Despite the shock at the double deaths in the Mournes at the weekend, the Mourne mountain range is no stranger to tragedy.
Arguably the most well-known single death is that of Carl Stephenson, who was struck by lightning on Slieve Donard on April 8, 2006.
His body was found at the summit of the roughly 850m (2,789ft) mountain. The 29-year-old was a sergeant with the Royal Signals, and a plaque still remains in his honour at the summit.
And in a non-mountaineering tragedy, in October 2010 three people were killed when a helicopter struck Shanlieve Mountain.
Getting full figures for the number of deaths or serious injuries in the mountain range is difficult.
The Ambulance Service said the air ambulance has been in operation since August 2017, and from that date it has attended three incidents in the Mourne Mountain areas, none identified as fatal.
However, examining the updates from Mourne Mountain Rescue – a charity is made up of about 30 unpaid volunteers, active since 1962 – gives a small snapshot of the dangers that can await climbers.

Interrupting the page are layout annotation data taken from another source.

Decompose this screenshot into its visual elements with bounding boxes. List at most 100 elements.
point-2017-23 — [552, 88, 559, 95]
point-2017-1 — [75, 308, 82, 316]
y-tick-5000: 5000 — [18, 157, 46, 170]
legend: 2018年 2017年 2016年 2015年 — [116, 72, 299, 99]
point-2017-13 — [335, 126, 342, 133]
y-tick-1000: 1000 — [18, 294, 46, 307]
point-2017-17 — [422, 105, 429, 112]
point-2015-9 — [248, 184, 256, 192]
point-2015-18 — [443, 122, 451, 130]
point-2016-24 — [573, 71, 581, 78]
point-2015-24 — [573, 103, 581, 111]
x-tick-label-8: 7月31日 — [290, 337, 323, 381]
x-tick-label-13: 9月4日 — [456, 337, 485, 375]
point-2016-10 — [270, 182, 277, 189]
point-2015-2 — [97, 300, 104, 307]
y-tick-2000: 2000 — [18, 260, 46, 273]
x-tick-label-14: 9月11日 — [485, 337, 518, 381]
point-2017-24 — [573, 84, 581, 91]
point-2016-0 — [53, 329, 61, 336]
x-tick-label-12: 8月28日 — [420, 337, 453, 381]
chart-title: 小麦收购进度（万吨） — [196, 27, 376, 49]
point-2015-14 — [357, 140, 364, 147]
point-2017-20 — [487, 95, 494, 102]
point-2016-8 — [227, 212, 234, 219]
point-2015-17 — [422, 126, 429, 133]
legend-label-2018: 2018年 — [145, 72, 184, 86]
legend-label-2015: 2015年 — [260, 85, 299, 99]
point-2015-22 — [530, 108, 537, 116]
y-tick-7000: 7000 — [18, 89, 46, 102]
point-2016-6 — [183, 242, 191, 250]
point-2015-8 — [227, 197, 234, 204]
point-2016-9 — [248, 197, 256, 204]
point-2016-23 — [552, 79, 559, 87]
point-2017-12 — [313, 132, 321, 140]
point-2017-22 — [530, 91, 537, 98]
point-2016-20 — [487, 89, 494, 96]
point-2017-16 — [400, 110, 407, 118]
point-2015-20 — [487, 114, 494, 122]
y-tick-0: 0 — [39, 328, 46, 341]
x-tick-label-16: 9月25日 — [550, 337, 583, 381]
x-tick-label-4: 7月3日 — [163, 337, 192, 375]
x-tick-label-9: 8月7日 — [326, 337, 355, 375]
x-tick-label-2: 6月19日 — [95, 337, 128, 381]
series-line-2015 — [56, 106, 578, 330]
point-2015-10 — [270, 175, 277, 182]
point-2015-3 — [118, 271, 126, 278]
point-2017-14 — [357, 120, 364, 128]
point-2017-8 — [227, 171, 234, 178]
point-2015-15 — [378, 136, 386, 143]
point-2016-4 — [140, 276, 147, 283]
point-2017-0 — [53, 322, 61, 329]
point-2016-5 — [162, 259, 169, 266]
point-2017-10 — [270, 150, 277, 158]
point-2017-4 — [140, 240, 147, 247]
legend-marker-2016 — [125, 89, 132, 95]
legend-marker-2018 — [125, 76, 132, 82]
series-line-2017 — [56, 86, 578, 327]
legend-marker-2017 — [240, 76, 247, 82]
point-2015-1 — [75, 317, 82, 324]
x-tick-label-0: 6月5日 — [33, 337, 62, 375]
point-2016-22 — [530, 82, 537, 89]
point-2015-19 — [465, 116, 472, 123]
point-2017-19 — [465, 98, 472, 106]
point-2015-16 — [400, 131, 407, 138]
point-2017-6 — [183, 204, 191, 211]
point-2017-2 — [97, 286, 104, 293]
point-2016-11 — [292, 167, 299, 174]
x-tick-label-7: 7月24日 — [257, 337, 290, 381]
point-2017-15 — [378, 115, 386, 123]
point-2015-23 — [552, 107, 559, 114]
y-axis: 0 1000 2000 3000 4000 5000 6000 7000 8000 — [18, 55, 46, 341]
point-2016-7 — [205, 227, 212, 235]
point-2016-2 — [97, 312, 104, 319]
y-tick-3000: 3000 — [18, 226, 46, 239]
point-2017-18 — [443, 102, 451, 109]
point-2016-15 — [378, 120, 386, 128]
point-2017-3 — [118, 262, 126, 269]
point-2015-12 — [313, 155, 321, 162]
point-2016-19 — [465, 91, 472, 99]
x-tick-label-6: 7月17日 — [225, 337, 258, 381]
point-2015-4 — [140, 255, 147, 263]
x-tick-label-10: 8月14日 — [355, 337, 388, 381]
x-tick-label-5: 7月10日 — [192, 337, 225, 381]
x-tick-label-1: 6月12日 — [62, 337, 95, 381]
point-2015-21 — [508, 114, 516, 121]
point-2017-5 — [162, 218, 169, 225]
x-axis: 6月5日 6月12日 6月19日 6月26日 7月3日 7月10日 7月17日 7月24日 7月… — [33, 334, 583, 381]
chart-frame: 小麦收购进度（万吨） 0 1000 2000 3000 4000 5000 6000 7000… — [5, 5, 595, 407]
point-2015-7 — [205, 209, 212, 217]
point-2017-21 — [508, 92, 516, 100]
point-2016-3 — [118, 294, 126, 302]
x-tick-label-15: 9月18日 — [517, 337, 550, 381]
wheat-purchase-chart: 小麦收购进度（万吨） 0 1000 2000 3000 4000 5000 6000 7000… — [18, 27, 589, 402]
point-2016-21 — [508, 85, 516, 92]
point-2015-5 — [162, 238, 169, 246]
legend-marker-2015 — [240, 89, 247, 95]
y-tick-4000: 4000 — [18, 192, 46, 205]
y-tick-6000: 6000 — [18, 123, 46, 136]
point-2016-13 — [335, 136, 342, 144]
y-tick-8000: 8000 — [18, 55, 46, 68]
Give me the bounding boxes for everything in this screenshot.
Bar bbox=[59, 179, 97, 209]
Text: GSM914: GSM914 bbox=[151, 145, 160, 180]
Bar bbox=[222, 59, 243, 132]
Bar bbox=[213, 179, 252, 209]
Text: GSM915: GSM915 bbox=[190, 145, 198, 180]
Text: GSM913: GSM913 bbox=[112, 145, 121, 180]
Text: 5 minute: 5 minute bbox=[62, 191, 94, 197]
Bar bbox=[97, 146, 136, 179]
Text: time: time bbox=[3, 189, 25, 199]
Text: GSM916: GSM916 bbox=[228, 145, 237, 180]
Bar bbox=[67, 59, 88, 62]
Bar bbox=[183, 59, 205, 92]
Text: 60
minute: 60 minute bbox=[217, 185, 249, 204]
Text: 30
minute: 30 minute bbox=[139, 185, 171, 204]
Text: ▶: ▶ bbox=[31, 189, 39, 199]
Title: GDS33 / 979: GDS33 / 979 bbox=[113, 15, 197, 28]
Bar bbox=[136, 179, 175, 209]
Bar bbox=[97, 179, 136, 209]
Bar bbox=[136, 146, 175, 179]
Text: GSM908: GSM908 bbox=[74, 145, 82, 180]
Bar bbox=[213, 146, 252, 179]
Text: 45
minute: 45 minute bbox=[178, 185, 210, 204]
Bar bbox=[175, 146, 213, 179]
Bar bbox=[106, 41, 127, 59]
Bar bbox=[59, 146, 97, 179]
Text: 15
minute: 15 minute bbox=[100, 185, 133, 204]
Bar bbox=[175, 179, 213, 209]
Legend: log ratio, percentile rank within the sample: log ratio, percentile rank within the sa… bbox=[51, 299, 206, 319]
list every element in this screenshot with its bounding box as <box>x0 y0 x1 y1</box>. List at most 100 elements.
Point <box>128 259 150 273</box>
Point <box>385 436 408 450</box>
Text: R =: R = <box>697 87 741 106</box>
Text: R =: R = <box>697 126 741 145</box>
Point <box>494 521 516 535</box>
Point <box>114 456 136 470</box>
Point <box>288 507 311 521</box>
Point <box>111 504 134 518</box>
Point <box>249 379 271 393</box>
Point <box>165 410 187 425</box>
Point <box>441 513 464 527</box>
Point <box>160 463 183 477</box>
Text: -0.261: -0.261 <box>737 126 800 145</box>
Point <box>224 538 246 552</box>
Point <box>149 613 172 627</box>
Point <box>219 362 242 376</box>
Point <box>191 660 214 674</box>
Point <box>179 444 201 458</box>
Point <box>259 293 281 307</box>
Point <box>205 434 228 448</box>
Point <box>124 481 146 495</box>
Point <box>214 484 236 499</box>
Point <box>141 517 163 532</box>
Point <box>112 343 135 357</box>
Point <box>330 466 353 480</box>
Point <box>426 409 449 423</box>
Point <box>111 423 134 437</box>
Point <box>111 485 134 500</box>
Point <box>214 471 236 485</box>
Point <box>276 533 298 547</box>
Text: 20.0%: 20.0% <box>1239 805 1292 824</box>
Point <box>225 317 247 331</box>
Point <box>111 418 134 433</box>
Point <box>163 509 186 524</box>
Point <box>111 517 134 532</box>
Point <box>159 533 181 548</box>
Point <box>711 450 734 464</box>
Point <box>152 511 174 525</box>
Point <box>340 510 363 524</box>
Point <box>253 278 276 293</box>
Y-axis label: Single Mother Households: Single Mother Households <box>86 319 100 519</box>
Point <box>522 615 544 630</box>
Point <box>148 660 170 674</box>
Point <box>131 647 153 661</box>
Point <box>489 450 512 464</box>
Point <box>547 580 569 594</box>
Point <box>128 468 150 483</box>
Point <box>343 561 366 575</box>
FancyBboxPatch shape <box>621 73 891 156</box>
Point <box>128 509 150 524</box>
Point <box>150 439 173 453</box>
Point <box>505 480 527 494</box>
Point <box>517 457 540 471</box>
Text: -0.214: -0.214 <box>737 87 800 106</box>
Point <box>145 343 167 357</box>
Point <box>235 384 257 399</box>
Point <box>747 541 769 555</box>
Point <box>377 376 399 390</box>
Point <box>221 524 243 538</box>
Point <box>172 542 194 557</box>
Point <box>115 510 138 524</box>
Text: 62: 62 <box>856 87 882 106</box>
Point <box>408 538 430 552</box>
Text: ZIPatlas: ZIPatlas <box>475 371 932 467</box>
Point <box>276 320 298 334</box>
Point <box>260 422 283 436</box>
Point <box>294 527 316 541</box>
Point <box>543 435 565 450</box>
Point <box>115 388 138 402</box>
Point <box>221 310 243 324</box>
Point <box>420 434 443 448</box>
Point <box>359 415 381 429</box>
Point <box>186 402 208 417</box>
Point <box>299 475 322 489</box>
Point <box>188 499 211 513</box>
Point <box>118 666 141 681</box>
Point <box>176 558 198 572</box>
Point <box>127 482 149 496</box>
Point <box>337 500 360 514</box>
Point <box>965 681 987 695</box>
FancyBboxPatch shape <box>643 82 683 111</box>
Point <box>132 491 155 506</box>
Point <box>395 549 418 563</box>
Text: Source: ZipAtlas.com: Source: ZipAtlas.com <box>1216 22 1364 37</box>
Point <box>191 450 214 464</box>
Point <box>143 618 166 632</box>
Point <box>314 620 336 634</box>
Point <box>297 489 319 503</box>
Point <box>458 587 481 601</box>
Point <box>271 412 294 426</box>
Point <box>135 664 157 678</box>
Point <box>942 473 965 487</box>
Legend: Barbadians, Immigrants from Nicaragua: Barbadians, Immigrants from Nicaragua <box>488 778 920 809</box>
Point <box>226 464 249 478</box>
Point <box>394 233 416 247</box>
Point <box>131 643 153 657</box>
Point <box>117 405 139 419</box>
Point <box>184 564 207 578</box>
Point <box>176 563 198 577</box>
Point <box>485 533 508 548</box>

On January 9 it said the past year had seen its team members dispatched to 52 incidents, compared with 45 in 2017.
It added that in that time the island-wide Mountain Rescue Ireland umbrella group of which it is part responded to 371 incidents throughout 2018 in total – an increase of 36%, a rise it blamed in part on “extreme weather events”.
Among the incidents in recent months were on December 2, when the charity said a man was airlifted off the Brandy Pad area after a suspected heart attack; on October 20, they said a runner injured their knee and dislocated a finger requiring them to be stretchered off Slieve Bearnagh; and on August 17 a male youth was stretchered off Hare’s Gap “when hit by a sheep jumping from an adjacent crag”.
Almost a year ago on January 20, 2018, it said that a man was airlifted off suffering hypothermia and suspected spinal injuries after falling while ascending Slieve Donard.
One of the charity’s members, Neville Watson, said: “Most of what we do results in a happy ending. You mightn’t be entirely happy if you’ve broken a leg or something like that – but a happy ending in terms of you have got someone out of trouble and into a better place
“Obviously, with a fatality that’s not something that can be delivered. But I suppose there’s a degree of comfort in knowing we’ve done the best we could to resolve the situation.”